Я выговорил это безо всякого акцента. Рабиновитц, у которого акцент был и в русском, и в английском, перевел.
— Что вы тут полчаса болтали, Брайт? — грубо рявкнул Х или Y. — Он не осознает себя Брауном. Он даже не понимал, о чем мы тут рассуждали. Я специально наблюдал за его лицом. Оно ничего не выражало, хотя он явно был в сознании.
— Я клянусь, сэр, — пузан стал медленно краснеть, — что он всего час-полтора назад прекрасно понимал и отвечал по-английски. Сестра Лэйн может это подтвердить. И сестра Терри тоже.
— Да, да, сэр! Он говорил по-английски! — подтвердила сестра, жавшаяся где-то в уголке. — Он все понимал!
— Вы для меня не свидетели, — проворчал Х или Y, — вы обе — подстилки Брайта. А он полчаса убеждал меня, что Коротков остался Брауном. И ни слова не сказал о том, что он говорит по-русски!
— К тому же, — заметил Рабиновитц, — из рассуждений мистера Брайта было
ясно, что этот индивидуум может осознавать себя только Брауном и никем больше.
— Сэр, — явно в готовности напустить в штаны, пролепетал Брайт, — скажите на милость, неужели я стал бы вас обманывать? Ведь если он с самого начала осознавал себя Коротковым, то это все равно не удалось бы скрыть. Я просто не допускал мысли, что он может за полтора часа измениться…

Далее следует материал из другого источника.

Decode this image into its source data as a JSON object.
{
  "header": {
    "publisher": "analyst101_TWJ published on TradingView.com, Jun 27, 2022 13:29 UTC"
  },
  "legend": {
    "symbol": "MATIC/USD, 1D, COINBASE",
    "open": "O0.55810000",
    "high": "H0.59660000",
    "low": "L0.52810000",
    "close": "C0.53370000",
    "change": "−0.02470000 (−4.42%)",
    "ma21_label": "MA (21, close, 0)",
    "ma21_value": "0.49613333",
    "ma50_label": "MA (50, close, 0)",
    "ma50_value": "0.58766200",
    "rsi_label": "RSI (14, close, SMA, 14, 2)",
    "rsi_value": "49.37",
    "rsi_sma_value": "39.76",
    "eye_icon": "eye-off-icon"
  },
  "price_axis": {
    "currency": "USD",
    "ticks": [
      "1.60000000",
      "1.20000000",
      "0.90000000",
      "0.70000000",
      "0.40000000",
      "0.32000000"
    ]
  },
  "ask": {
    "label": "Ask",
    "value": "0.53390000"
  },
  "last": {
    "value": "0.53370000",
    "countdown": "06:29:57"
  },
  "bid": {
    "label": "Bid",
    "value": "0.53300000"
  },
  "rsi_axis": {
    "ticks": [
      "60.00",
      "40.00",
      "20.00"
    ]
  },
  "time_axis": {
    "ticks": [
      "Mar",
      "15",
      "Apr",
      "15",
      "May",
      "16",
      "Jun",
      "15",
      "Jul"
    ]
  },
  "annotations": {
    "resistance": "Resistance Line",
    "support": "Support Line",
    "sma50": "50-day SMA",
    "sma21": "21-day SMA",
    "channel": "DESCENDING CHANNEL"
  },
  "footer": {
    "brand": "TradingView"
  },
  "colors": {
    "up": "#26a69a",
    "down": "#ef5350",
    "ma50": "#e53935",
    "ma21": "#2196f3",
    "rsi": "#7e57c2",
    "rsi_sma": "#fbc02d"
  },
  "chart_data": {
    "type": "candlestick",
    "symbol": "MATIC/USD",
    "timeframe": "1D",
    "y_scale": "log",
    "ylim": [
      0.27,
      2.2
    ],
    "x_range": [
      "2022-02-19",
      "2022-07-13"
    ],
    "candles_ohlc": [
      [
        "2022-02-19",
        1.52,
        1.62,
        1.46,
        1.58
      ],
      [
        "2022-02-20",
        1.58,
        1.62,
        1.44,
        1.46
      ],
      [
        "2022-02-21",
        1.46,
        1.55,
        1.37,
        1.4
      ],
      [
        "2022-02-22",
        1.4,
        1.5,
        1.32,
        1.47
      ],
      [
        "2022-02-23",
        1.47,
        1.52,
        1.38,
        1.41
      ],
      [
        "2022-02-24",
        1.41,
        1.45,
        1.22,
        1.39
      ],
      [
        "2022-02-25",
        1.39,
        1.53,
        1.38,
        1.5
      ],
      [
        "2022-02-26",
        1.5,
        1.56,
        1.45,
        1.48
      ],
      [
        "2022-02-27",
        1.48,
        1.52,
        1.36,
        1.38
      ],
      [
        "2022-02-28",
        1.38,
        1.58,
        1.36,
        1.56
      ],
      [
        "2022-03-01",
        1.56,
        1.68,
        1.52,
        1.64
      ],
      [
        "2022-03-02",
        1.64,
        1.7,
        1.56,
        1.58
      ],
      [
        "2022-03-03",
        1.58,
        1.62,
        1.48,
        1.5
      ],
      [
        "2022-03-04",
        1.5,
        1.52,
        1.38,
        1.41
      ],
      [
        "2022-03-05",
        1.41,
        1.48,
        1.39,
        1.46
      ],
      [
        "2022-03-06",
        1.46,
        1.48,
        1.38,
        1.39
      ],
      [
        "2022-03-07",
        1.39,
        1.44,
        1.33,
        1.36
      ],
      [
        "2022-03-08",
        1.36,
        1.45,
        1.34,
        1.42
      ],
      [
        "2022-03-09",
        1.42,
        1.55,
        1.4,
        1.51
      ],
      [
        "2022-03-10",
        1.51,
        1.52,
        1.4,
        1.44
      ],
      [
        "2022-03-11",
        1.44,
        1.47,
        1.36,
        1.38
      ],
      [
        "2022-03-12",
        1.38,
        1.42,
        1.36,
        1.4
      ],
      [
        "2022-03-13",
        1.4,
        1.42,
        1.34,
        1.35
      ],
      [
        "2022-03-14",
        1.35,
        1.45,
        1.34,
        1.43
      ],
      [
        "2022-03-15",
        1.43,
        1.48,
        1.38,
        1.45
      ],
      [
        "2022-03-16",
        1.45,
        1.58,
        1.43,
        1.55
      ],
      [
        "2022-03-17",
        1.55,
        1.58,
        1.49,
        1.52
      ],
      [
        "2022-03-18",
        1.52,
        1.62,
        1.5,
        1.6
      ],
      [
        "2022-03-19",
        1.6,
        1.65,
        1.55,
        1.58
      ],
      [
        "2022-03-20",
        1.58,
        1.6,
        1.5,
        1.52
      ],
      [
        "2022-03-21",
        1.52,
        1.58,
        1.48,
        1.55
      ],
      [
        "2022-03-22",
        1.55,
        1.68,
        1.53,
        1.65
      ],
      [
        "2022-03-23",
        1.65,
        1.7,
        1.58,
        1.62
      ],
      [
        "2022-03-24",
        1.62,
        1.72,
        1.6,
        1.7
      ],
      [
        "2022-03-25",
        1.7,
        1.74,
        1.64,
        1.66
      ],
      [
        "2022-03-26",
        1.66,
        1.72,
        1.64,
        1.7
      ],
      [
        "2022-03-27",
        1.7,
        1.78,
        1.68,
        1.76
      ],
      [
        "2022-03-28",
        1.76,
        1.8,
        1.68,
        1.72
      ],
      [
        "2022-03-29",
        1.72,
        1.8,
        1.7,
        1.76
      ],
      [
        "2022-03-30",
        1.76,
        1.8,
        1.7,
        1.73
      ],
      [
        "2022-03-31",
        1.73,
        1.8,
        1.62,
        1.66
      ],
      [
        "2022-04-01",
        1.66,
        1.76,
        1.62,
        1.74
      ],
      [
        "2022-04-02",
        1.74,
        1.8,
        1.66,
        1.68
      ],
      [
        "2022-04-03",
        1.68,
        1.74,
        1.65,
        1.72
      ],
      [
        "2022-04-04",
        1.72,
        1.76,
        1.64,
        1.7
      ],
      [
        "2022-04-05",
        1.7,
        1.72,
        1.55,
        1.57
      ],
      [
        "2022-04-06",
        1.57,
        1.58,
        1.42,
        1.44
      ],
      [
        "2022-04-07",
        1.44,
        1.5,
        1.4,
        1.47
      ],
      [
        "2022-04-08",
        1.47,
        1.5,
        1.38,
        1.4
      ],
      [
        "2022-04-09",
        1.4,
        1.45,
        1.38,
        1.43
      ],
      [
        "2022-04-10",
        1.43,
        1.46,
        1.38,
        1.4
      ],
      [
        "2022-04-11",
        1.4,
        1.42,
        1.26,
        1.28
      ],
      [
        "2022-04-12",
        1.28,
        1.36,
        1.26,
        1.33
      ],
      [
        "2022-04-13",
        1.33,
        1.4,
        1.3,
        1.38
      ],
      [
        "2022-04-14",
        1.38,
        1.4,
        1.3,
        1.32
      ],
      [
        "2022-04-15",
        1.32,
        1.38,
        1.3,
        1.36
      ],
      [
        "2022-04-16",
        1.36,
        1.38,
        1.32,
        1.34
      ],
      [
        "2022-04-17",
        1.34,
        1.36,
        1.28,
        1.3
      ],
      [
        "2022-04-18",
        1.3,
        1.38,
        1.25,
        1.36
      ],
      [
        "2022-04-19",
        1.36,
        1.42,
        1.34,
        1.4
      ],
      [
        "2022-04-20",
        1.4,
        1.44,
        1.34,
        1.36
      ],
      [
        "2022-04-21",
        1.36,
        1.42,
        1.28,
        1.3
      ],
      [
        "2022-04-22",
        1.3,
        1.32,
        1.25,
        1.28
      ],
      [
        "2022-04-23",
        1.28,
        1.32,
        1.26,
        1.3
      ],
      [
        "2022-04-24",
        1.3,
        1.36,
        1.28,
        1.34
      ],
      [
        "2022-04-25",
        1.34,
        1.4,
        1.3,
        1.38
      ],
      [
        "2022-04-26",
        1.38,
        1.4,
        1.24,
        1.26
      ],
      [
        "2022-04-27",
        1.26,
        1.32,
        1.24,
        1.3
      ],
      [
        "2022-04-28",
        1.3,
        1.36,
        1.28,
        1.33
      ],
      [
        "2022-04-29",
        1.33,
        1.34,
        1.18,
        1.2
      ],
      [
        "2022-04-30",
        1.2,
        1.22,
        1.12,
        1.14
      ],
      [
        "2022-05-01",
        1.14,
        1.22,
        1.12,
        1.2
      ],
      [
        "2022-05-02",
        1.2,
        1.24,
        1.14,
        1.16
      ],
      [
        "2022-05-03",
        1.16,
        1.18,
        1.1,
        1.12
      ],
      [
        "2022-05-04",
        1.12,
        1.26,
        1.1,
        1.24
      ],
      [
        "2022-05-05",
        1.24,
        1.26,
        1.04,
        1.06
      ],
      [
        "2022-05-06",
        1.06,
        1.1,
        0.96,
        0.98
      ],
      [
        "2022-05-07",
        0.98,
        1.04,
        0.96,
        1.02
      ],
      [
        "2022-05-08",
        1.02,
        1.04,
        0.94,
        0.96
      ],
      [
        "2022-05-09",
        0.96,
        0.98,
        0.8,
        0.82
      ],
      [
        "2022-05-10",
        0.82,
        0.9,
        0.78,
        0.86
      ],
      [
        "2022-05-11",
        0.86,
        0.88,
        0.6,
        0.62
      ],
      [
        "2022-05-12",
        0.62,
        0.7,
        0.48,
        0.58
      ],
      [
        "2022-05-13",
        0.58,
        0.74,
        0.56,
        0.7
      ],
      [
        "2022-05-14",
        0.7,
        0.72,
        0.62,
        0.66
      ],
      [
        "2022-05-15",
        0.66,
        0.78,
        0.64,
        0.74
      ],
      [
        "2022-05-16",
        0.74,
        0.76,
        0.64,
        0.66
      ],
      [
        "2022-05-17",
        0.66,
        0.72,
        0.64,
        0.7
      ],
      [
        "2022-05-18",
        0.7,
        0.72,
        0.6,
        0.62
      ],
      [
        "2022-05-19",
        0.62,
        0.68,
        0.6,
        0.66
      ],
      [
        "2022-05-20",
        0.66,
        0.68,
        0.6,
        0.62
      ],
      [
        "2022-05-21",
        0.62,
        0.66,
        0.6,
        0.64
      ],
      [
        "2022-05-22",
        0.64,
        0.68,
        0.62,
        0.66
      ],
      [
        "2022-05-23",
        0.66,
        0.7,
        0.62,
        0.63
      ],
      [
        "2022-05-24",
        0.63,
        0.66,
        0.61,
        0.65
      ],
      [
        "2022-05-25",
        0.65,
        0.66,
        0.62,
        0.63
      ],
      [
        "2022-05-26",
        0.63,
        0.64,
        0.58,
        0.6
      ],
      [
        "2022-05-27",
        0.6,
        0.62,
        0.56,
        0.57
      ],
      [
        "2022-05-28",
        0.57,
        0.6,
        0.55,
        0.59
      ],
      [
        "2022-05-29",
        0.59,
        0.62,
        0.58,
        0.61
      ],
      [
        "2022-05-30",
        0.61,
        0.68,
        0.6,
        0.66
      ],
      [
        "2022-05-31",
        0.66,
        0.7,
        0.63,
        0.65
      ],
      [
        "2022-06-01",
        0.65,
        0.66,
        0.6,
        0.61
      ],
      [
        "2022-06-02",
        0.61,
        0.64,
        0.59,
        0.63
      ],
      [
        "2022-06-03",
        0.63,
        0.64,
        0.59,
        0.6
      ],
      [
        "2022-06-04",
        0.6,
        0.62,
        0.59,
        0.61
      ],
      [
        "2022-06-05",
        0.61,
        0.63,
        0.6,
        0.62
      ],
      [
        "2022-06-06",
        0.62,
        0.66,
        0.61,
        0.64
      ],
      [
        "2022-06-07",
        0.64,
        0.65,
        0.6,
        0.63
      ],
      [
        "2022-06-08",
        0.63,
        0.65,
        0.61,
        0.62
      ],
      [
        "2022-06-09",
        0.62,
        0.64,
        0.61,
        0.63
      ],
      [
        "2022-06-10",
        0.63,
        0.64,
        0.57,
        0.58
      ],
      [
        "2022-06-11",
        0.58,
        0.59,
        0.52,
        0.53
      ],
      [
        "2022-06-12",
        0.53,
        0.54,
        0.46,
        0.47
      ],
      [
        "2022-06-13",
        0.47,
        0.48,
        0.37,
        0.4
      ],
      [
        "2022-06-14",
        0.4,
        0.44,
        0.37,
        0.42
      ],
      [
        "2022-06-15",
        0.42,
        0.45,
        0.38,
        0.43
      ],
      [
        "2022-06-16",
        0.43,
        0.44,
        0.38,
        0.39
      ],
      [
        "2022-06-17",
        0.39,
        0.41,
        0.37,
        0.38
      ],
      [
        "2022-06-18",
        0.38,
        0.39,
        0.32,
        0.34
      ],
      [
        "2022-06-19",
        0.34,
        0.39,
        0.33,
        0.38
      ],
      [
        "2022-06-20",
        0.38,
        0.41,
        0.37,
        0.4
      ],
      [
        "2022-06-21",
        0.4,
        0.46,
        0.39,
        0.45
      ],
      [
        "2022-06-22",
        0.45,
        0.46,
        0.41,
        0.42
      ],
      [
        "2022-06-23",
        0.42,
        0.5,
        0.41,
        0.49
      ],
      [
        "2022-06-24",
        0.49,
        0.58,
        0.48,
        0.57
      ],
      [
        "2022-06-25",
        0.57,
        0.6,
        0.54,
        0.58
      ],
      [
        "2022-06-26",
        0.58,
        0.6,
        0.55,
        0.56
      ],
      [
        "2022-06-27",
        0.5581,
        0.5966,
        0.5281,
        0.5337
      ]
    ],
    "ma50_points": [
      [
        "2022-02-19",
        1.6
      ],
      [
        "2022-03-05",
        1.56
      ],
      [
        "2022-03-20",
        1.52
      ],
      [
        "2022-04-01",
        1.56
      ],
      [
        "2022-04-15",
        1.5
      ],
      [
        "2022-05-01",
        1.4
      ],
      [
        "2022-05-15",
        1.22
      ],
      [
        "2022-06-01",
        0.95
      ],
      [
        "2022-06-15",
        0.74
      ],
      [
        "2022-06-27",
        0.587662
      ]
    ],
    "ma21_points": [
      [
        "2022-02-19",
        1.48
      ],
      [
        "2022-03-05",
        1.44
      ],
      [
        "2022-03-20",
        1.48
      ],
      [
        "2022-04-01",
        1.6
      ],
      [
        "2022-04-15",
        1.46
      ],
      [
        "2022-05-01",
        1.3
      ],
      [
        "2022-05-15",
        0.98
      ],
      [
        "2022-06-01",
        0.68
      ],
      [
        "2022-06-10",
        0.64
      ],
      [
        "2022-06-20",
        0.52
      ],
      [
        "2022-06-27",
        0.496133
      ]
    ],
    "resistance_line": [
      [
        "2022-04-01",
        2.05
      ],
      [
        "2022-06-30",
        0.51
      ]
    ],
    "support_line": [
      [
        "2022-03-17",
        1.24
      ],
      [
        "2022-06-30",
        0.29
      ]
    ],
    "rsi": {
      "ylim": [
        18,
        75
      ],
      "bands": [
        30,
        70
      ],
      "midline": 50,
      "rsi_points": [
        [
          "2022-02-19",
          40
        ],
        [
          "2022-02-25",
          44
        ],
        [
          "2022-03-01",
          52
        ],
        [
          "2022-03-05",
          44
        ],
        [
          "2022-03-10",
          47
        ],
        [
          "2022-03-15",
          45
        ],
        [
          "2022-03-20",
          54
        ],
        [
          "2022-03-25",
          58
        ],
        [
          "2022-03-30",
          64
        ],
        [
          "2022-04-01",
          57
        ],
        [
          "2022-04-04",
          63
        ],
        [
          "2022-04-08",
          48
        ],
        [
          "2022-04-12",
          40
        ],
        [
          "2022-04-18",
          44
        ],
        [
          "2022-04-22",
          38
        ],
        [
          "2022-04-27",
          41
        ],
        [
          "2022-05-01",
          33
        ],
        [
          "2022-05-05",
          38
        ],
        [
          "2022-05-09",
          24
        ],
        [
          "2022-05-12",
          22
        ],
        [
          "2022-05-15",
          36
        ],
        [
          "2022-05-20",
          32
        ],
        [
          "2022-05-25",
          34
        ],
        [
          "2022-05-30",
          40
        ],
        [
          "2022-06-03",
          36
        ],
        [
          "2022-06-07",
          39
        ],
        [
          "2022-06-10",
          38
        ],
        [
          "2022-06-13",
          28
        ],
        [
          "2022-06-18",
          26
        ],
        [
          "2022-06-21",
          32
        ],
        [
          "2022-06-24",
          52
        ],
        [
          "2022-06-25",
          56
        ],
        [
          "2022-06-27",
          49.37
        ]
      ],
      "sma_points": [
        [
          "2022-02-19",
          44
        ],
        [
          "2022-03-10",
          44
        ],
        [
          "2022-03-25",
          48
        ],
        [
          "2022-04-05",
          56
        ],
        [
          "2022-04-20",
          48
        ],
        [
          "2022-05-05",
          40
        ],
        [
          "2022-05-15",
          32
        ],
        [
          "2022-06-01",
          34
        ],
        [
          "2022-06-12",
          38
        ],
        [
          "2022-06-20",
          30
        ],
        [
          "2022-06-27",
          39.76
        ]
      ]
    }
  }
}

— И кроме того, — ядовито вставил Рабиновитц, — вы утверждали, что Коротков в нем подавлен окончательно. Вам это удалось убедительно доказать, не правда ли, леди и джентльмены?
— Да, — сказала леди-фармаколог, — инъекция препарата «Зомби-6» должна была начисто подавить Короткова, стереть память, навыки, привычки — все, что характеризует психику этой личности. Только так он смог бы превратиться в Брауна. Иначе интротрансформация в Брауна просто не удалась бы.
— После того, как вы предоставили мне этот препарат, — прошипел Брайт, — мне надо было не доверять вашим выводам. Ваши проверки на душевнобольных — это не аргумент. Надо было дождаться материалов с Хайди.
— …Которые теперь исчезли бесследно, — съехидничал Рабиновитц.
— Вы, Брайт, поставили нас в идиотское положение, — рявкнул Х или Y, — эксперимент вовсе не закончен. Мы не знаем в итоге, кто действовал на Хайди: Браун или Коротков?
— Какая вам разница?! — неожиданно огрызнулся Брайт. — Все равно вы уберете его.
— Вовсе нет, — прищурился Х или Y, — Браун уже давно мертв. Его могилу можно эксгумировать и показать властям. Любая экспертиза, хоть из ООН, хоть из Госдепартамента определит, что он мертв уже давно и умер от травм, которые получены при парашютном прыжке. Но если в Короткове живет Браун, то он может проинформировать излишних лиц о том, что творилось на Хайди. И покойный мистер Хорсфилд, и пока еще здравствующий мистер Брайт затратили немало сил, чтобы убедить меня и моих друзей в том, что после окончания операции легко можно будет провести обратную интротрансформацию. Я заверяю в этом наших друзей в Белом доме. Они очень спокойно реагируют на представление русского посла о том, что бывший министр соцобеспечения Революционного правительства Хайди Анхель Рамос, он же Анхель Родригес, въехавший в США с паспортом на имя гражданина США Ричарда Брауна, в действительности опознан как бывший солдат Советской Армии Коротков Николай Иванович. В полной убежденности, что у Короткова начисто стерта память и он по сути дела полный идиот, наши ребята из Белого дома намекают Госдепу, что есть повод поторговаться и предложить за выдачу Короткова выпустить из России двух неплохих парней, которые попались в Афганистане. Возможно, даже присовокупив к Короткову какого-нибудь русского солдата, взятого моджахедами. Желательно, конечно, наркомана или полуидиота. Предварительные условия оговорены, русские уже оповещены, что Коротков жив, хотя и не совсем вменяем… И тут вы звоните мне и орете, что все не так, что Коротков остался Брауном и выпускать его нельзя! Что вы вылупили глаза, Брайт? Мне пришлось пить успокоительное после вашего сообщения.